Sumber: Yonhap,Yonhap | Editor: Prihastomo Wahyu Widodo
KONTAN.CO.ID - WASHINGTON. Pejabat intelijen AS pada hari Rabu (14/4) mengungkapkan bahwa Korea Utara belum selesai memamerkan kekuatan rudalnya sebagai upaya untuk memicu perselisihan.
Avril Haines, Direktur Intelijen Nasional (DNI) AS, menyampaikan prediksinya tersebut kala hadir dalam Komite Intelijen Senat hari Rabu. Ia menduga sejumlah uji coba terlarang masih akan terjadi dalam waktu dekat.
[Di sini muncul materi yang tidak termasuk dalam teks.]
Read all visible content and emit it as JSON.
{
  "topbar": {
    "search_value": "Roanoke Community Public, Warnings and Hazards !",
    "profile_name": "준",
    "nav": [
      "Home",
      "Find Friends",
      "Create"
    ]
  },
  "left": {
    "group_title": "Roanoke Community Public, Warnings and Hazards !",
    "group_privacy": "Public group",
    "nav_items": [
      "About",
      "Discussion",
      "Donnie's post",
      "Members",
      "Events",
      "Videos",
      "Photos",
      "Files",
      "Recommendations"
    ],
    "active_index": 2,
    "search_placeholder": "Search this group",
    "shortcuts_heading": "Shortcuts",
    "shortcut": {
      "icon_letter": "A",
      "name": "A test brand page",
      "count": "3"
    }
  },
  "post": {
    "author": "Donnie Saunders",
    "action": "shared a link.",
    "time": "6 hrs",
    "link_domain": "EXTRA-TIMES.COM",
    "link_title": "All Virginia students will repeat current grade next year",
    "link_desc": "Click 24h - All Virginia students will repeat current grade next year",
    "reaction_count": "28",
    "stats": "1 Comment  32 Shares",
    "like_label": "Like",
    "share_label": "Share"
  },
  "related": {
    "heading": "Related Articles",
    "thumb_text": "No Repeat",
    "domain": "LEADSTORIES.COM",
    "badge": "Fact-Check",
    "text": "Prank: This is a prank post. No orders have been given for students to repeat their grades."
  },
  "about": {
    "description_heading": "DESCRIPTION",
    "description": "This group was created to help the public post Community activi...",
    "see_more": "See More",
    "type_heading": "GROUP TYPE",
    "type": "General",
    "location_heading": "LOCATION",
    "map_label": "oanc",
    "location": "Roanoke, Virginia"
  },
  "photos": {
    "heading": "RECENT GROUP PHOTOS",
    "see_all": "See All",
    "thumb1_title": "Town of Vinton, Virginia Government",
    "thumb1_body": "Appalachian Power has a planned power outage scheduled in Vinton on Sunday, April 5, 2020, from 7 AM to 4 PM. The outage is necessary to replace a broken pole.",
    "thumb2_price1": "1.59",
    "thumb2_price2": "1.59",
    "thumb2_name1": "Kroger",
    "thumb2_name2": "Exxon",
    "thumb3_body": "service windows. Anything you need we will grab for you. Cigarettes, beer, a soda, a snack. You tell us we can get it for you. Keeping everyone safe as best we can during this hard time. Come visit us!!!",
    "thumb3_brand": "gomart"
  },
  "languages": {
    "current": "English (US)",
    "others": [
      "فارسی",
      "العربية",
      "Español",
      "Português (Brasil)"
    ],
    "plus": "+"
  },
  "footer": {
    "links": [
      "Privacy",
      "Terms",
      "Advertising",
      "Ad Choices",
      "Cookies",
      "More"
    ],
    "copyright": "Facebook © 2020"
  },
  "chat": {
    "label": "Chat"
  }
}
Di hadapan anggota Senat, Haines mengingatkan bahwa Korea Utara bisa saja mengambil tindakan agresif dan berpotensi melahirkan ketegangan regional.
Lebih lanjut, Korea Utara diduga sedang berusaha untuk membuat perpecahan antara AS dan sekutunya, seperti Korea Selatan dan Jepang, yang aktif di regional yang sama dengan Korea Utara.
"Upaya ini bisa termasuk dimulainya kembali uji coba senjata nuklir dan rudal balistik antarbenua (ICBM)," ungkap Haines, seperti dikutip Yonhap.
Dugaan pejabat tinggi intelijen AS ini bukan tanpa alasan. Beberapa waktu lalu Korea Utara memang diketahui telah melakukan uji coba dua rudal jelajah non-balistik ke Laut Kuning.
Baca Juga: PM Jepang benarkan adanya peluncuran dua rudal balistik oleh Korea Utara
Para pejabat AS mengatakan bahwa uji coba kemampuan senjata merupakan aktivitas militer yang normal. Namun meluncurkan rudal balistik melanggar resolusi Dewan Keamanan PBB.
Pernyataan Haines ini muncul sehari setelah pihaknya merilis penilaian tahunan tentang ancaman global, termasuk prediksi uji coba senjata nuklir dan ICBM baru oleh Kim Jong Un.
"Kim mungkin mempertimbangkan apakah akan melanjutkan uji coba rudal atau nuklir jarak jauh tahun ini, dalam upaya untuk memaksa AS agar mengikuti kesepakatan yang diajukan Pyongyang," lanjut Haines.
Diketahui bahwa Korea Utara telah mempertahankan moratorium yang diberlakukan sendiri pada pengujian nuklir dan rudal jarak jauh sejak November 2017. Namun, pada tahun 2019 Korea Utara menyatakan bahwa mereka tidak lagi merasa terikat oleh pembatasan tersebut.
Berdasarkan level ancamannya, Haines mengelompokkan Korea Utara dengan tiga negara lain, yakni China, Rusia, dan Iran. Keempat negara tersebut dinilai AS sebagai ancaman utama, selevel dengan terorisme global.